Goodbye Christoffel Symbols: A Flexible and Efficient Approach for Solving Physical Problems in Curved Spaces

TL;DR

This paper introduces a novel approach that simplifies solving physical equations in curved spaces by eliminating Christoffel symbols through symbolic mapping and numerical methods, enhancing computational efficiency.

Contribution

A new method that avoids Christoffel symbols using symbolic programming and Jacobian transformations, simplifying the numerical treatment of curved space problems.

Findings

Successfully derived Navier-Stokes equations in cylindrical coordinates

Modeled complex flows in bent cylindrical tubes

Analyzed viscoelastic fluid thread breakup

Abstract

Traditional methods for solving physical equations in curved spaces, especially in fluid mechanics and general relativity, rely heavily on the use of Christoffel symbols.
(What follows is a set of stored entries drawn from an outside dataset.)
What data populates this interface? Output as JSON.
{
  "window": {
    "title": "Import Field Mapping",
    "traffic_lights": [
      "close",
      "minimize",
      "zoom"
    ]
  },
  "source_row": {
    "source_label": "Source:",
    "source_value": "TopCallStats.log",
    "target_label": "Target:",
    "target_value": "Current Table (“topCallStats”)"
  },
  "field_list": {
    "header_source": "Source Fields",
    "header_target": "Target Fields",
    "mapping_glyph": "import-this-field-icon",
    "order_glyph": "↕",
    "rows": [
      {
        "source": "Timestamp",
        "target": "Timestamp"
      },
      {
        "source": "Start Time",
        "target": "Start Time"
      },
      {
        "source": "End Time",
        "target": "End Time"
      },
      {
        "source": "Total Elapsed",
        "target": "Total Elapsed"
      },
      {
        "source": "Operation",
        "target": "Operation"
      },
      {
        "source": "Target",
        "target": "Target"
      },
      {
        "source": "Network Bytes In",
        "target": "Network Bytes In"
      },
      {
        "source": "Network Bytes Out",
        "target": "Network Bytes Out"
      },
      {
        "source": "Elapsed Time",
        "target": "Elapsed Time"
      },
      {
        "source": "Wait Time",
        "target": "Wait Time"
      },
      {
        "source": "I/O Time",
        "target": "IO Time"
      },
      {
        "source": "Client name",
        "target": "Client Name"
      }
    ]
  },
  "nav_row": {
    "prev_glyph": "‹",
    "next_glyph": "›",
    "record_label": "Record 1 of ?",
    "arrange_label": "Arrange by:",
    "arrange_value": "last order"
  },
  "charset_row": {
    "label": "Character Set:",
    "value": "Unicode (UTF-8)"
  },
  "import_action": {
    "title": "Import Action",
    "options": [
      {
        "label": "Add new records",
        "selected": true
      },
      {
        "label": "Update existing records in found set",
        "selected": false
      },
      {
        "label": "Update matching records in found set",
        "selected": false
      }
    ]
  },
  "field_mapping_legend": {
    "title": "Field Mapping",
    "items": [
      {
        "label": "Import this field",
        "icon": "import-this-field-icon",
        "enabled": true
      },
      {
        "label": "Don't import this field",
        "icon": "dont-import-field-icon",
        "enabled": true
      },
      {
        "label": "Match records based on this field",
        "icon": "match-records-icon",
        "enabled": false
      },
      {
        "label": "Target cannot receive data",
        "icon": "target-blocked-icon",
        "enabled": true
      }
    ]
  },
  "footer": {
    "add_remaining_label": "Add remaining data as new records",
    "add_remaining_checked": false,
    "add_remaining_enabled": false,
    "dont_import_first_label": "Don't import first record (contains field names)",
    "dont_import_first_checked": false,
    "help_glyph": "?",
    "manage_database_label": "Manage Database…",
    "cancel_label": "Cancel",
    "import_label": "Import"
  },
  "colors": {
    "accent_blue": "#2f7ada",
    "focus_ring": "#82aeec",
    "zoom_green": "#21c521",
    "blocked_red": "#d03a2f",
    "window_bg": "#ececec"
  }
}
These symbols provide the necessary corrections to account for curvature in differential geometries but lead to significant computational complexity, particularly in numerical simulations. In this paper, we propose a novel, simplified approach that obviates the need for Christoffel symbols by symbolic programming and advanced numerical methods. Our approach is based on defining a symbolic mapping between Euclidean space and curved coordinate systems, enabling the transformation of spatial and temporal derivatives through Jacobians and their inverses. This eliminates the necessity of using Christoffel symbols for defining local bases and tensors, allowing for the direct application of physical laws in Cartesian coordinates even when solving problems in curved spaces. We demonstrate the robustness and flexibility of our method through several examples, including the derivation of the Navier-Stokes equations in cylindrical coordinates, the modeling of complex flows in bent cylindrical tubes, and the breakup of viscoelastic fluid threads. These examples highlight how our method simplifies the numerical formulation while maintaining accuracy and efficiency. Additionally, we explore how these advancements benefit free-surface flows, where mapping physical 3D domains to a simpler computational domain is essential for solving moving boundary problems.